PCS launches new Social Security report in parliament
Our new social security report addresses the staffing crisis at the Department for Work and Pensions (DWP) and sets out a vision for rebuilding a system that genuinely provides support for all.
Chairing the meeting in parliament to launch the report yesterday (2), PCS national president Martin Cavanagh welcomed the latest iteration of the union’s alternative narrative to social security.
He said: “The purpose is for us to explain what a social security should look like and how it should help people rather than the punitive regime we’ve seen over successive governments.”
Fran Heathcote, PCS general secretary, introduced the report and set out why it is so important to our members.
She said: “Many thousands of our members also claim in-work benefits like Universal Credit to make ends meet, in fact more than one in ten of our DWP members are also entitled to claim Universal Credit from the DWP because DWP pay is so low.”
She said that social security is under constant attack and countered some of the myths about the system.

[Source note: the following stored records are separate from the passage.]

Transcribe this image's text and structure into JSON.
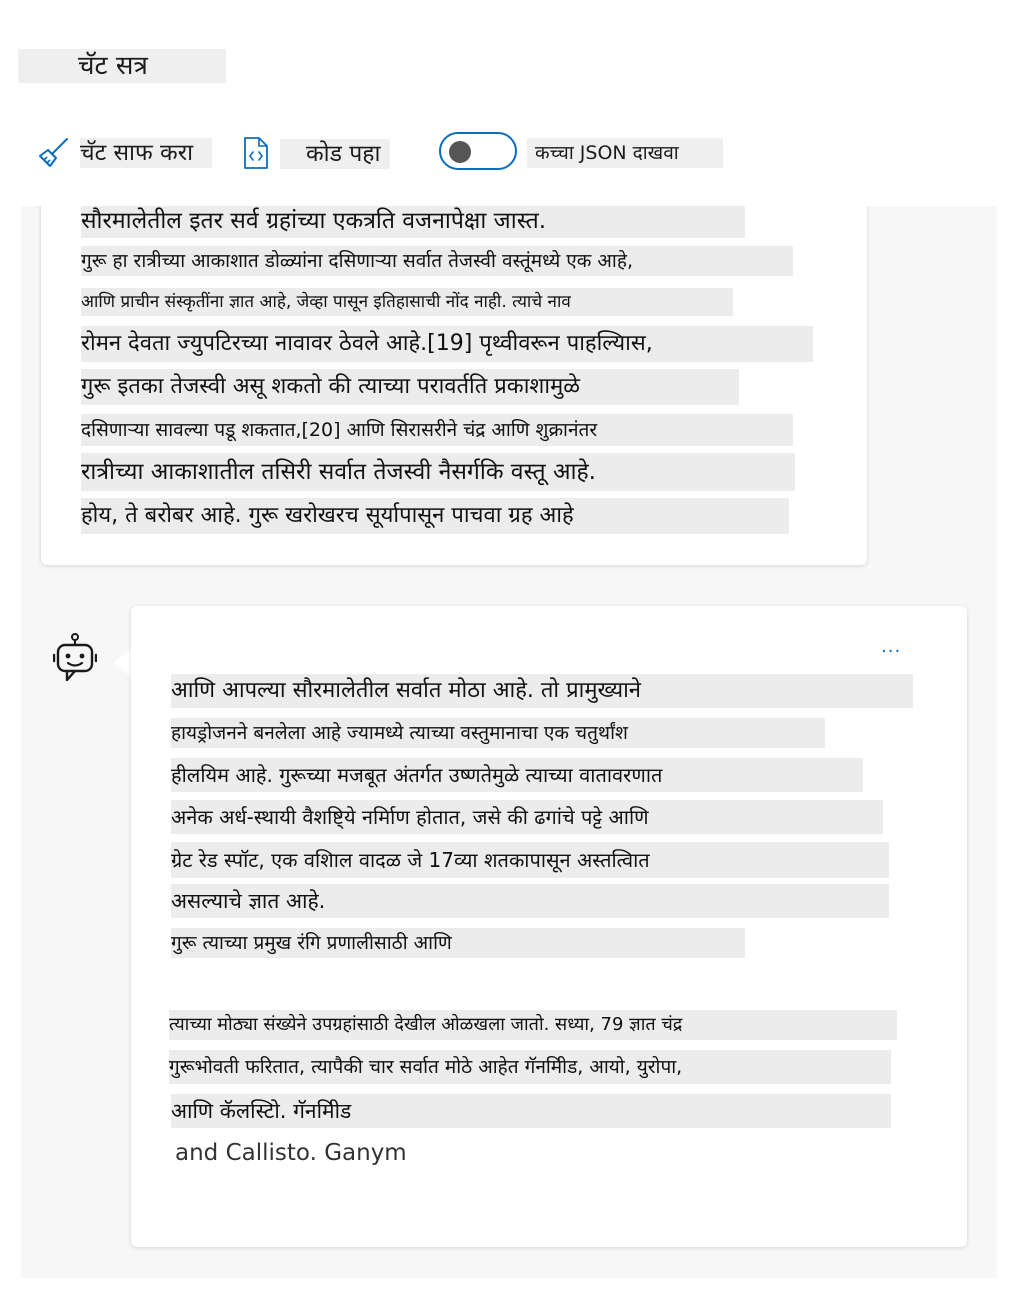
{
  "session": {
    "title": "चॅट सत्र"
  },
  "toolbar": {
    "clear_label": "चॅट साफ करा",
    "clear_icon": "broom-icon",
    "code_label": "कोड पहा",
    "code_icon": "code-file-icon",
    "json_toggle_label": "कच्चा JSON दाखवा",
    "json_toggle_on": false
  },
  "colors": {
    "accent": "#0f6cbd",
    "panel": "#f7f7f7",
    "highlight": "#ececec"
  },
  "user_message": {
    "lines": [
      "सौरमालेतील इतर सर्व ग्रहांच्या एकत्रति वजनापेक्षा जास्त.",
      "गुरू हा रात्रीच्या आकाशात डोळ्यांना दसिणाऱ्या सर्वात तेजस्वी वस्तूंमध्ये एक आहे,",
      "आणि प्राचीन संस्कृतींना ज्ञात आहे, जेव्हा पासून इतिहासाची नोंद नाही. त्याचे नाव",
      "रोमन देवता ज्युपटिरच्या नावावर ठेवले आहे.[19] पृथ्वीवरून पाहल्यिास,",
      "गुरू इतका तेजस्वी असू शकतो की त्याच्या परावर्तति प्रकाशामुळे",
      "दसिणाऱ्या सावल्या पडू शकतात,[20] आणि सिरासरीने चंद्र आणि शुक्रानंतर",
      "रात्रीच्या आकाशातील तसिरी सर्वात तेजस्वी नैसर्गकि वस्तू आहे.",
      "होय, ते बरोबर आहे. गुरू खरोखरच सूर्यापासून पाचवा ग्रह आहे"
    ]
  },
  "assistant_message": {
    "avatar_icon": "bot-icon",
    "more_label": "...",
    "lines": [
      "आणि आपल्या सौरमालेतील सर्वात मोठा आहे. तो प्रामुख्याने",
      "हायड्रोजनने बनलेला आहे ज्यामध्ये त्याच्या वस्तुमानाचा एक चतुर्थांश",
      "हीलयिम आहे. गुरूच्या मजबूत अंतर्गत उष्णतेमुळे त्याच्या वातावरणात",
      "अनेक अर्ध-स्थायी वैशष्टि्ये नर्मिाण होतात, जसे की ढगांचे पट्टे आणि",
      "ग्रेट रेड स्पॉट, एक वशिाल वादळ जे 17व्या शतकापासून अस्तत्विात",
      "असल्याचे ज्ञात आहे.",
      "गुरू त्याच्या प्रमुख रंगि प्रणालीसाठी आणि",
      "त्याच्या मोठ्या संख्येने उपग्रहांसाठी देखील ओळखला जातो. सध्या, 79 ज्ञात चंद्र",
      "गुरूभोवती फरितात, त्यापैकी चार सर्वात मोठे आहेत गॅनमिीड, आयो, युरोपा,",
      "आणि कॅलस्टिो. गॅनमिीड",
      "and Callisto. Ganym"
    ]
  }
}
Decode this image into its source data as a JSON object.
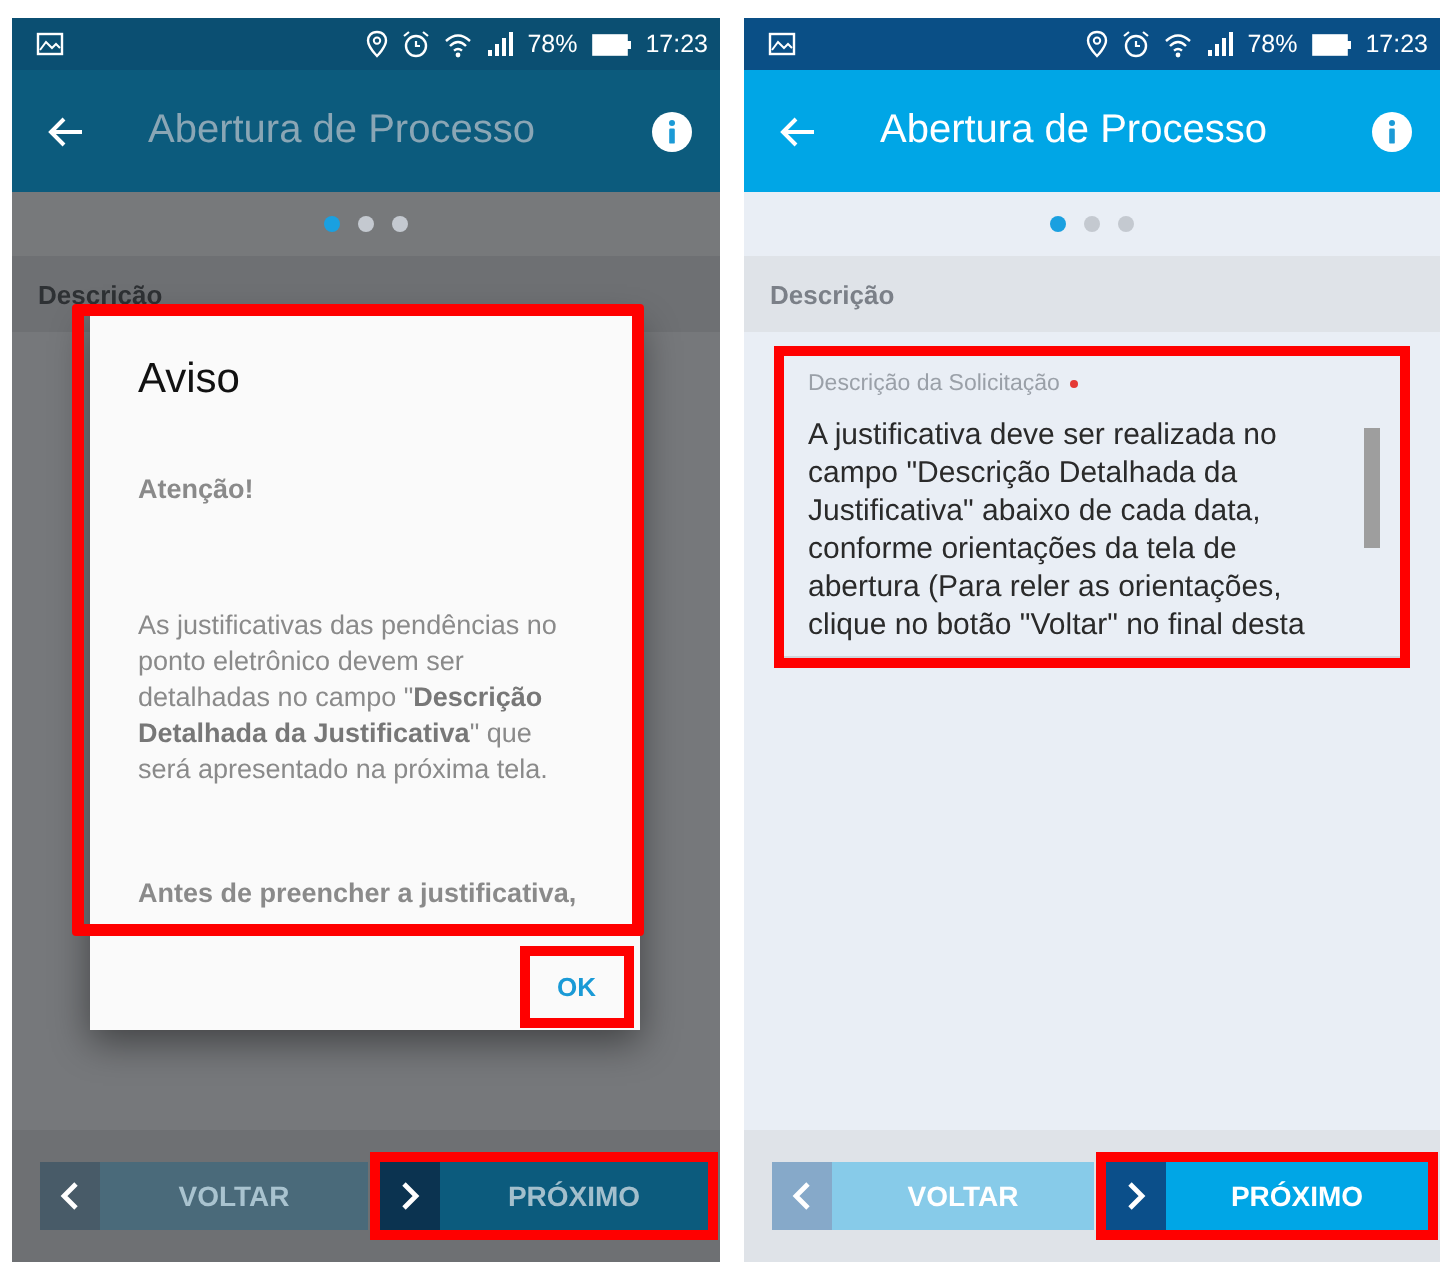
{
  "screens": [
    {
      "dimmed": true,
      "status_bar": {
        "battery": "78%",
        "time": "17:23"
      },
      "app_bar": {
        "title": "Abertura de Processo"
      },
      "page_dots": [
        {
          "selected": true
        },
        {
          "selected": false
        },
        {
          "selected": false
        }
      ],
      "section": "Descrição",
      "dialog": {
        "title": "Aviso",
        "highlighted": true,
        "paragraphs": [
          {
            "kind": "heading",
            "text": "Atenção!"
          },
          {
            "kind": "body",
            "text": "As justificativas das pendências no ponto eletrônico devem ser detalhadas no campo \"**Descrição Detalhada da Justificativa**\" que será apresentado na próxima tela."
          },
          {
            "kind": "heading",
            "text": "Antes de preencher a justificativa,"
          }
        ],
        "button": {
          "label": "OK",
          "highlighted": true
        }
      },
      "buttons": [
        {
          "kind": "back",
          "label": "VOLTAR",
          "disabled": true,
          "highlighted": false
        },
        {
          "kind": "next",
          "label": "PRÓXIMO",
          "disabled": false,
          "highlighted": true
        }
      ]
    },
    {
      "dimmed": false,
      "status_bar": {
        "battery": "78%",
        "time": "17:23"
      },
      "app_bar": {
        "title": "Abertura de Processo"
      },
      "page_dots": [
        {
          "selected": true
        },
        {
          "selected": false
        },
        {
          "selected": false
        }
      ],
      "section": "Descrição",
      "field": {
        "label": "Descrição da Solicitação",
        "required": true,
        "highlighted": true,
        "value": "A justificativa deve ser realizada no campo \"Descrição Detalhada da Justificativa\" abaixo de cada data, conforme orientações da tela de abertura (Para reler as orientações, clique no botão \"Voltar\" no final desta"
      },
      "buttons": [
        {
          "kind": "back",
          "label": "VOLTAR",
          "disabled": true,
          "highlighted": false
        },
        {
          "kind": "next",
          "label": "PRÓXIMO",
          "disabled": false,
          "highlighted": true
        }
      ]
    }
  ]
}
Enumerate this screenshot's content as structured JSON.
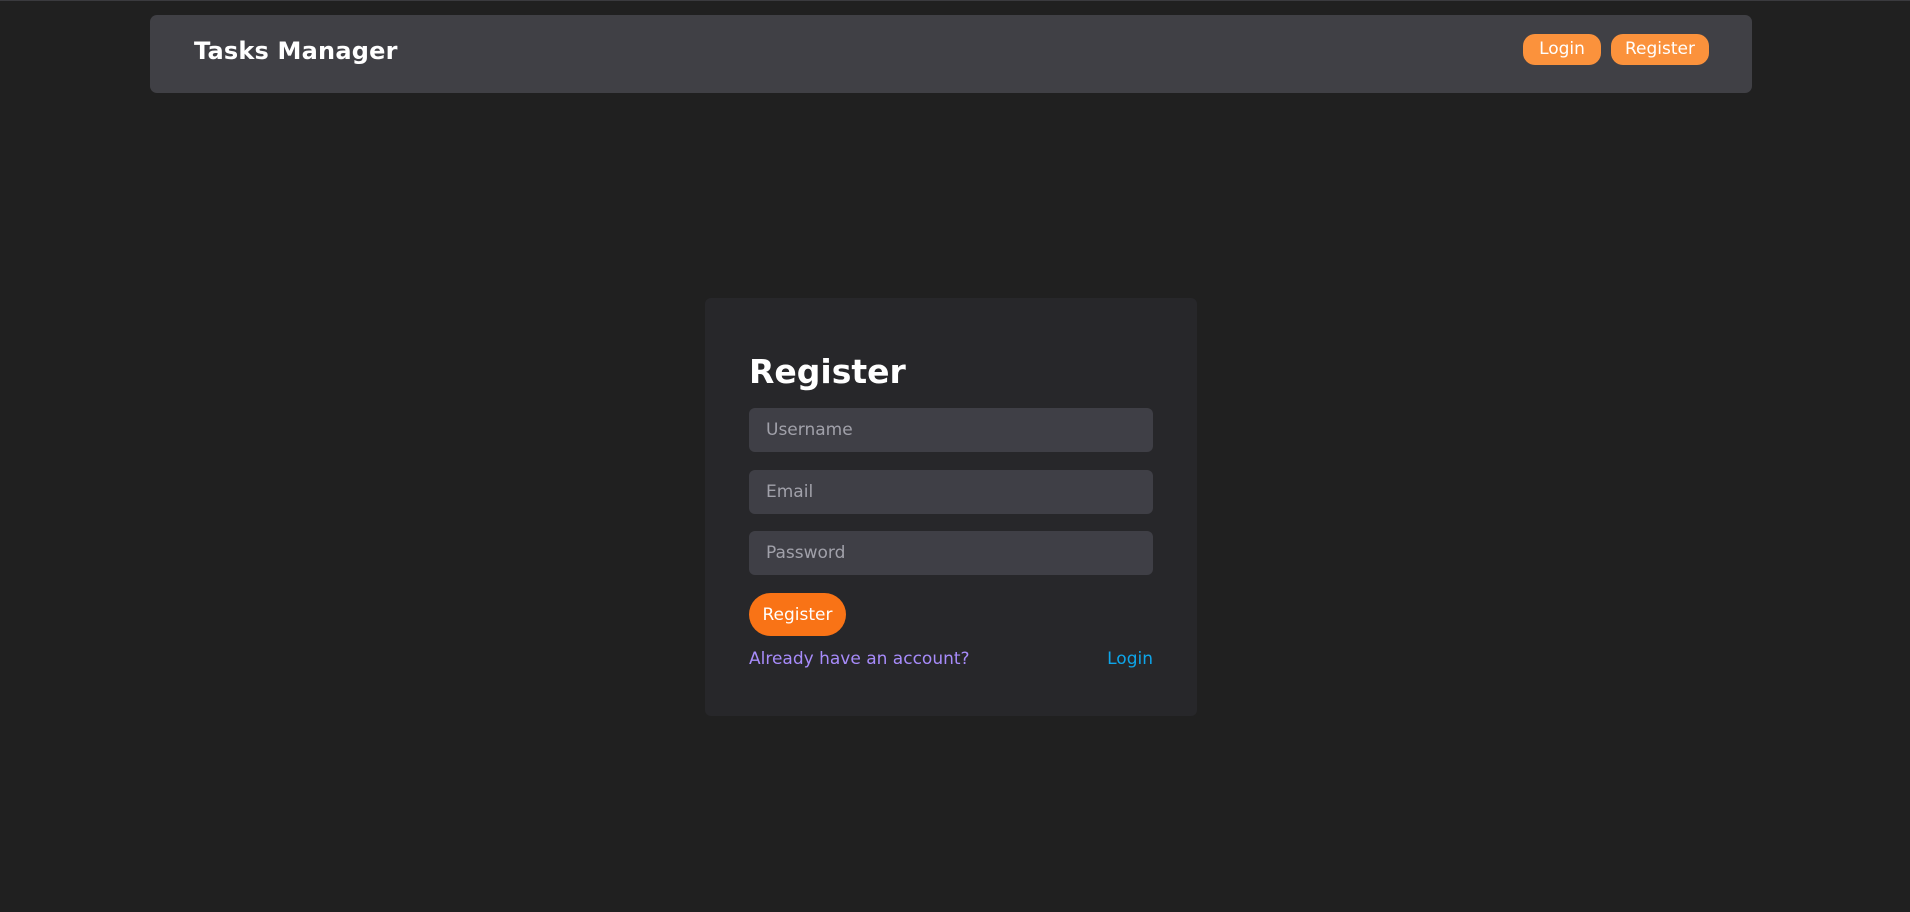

Fran argued against the baseless claim that the UK has a generous benefits system, saying: “If you are unemployed on what is the standard allowance of Universal Credit you get £92.05 per week, less than £12 per day, or £72.90 if you’re under-25.
“If you are unemployed in Germany, Ireland or France you receive double or treble what you get in the UK.
“If benefits had simply kept pace with wages over the last 45 years, the standard allowance of Universal Credit would be around £160 per week today.”
She also rejected the reasoning put forward by ministers when they said that cutting Personal Independence Payments would make sure “those who can work should work”.
She pointed out that PIP is an in-work benefit. “It’s a benefit paid to compensate for the increased living costs of being disabled regardless of whether or not you are in work.
“Many PCS members claim PIP to be able to work. If you cut PIP, there is a real risk it drives working disabled people out of work.”
Fran and other speakers at the meeting were keen to highlight what PCS, along with supportive MPs and groups like Disabled Peoples Against Cuts (DPAC) have achieved so far. We almost entirely reversed the cuts to Winter Fuel Payments, forced a U-turn on proposed cuts to Personal Independence Payments and the government also finally U-turned and scrapped the two-child limit – a move which will lift nearly half a million children out of poverty.
Ellen Clifford, speaking on behalf of DPAC, said: “What we achieved over the summer was massive given the level of attacks that disabled people were contending with, but it was also not enough.”
She welcomed the fact that the PCS pamphlet makes it clear that significant cuts did go through and will be adversely impacting on our communities for generations to come because young people are being targeted by cuts.
PCS parliamentary group chair, John McDonnell, was one of the seven Labour MPs suspended from the whip for defending the social security system. Referring to the scrapping of the two-child benefit cap, he said: “It was a victory but we should never have been there in the first place.”
John laid out the challenges we face such as defending the triple-lock for pensioners, tackling child poverty and the housing crisis and mobilising for the increase of carers allowance. He also criticised the government for attacking the Motability scheme in its Budget announcement.
Representatives from the PCS DWP group were also in attendance including Angela Grant, DWP group president, who highlighted the impact low pay is having on our members.
She said: “Our members working in DWP are the working poor.
“You want to grow the economy, you put money into people’s pockets at their time of need and give the money to the people that will spend it in the economy.
“The pamphlet shows the ways we can fix the economy.”
Fran concluded the meeting by saying: “Social security is about providing a fairer, more decent society for all. I think the majority of people in this country want that too. We can build on that goodwill, build on our campaigning successes and make the case for social security.”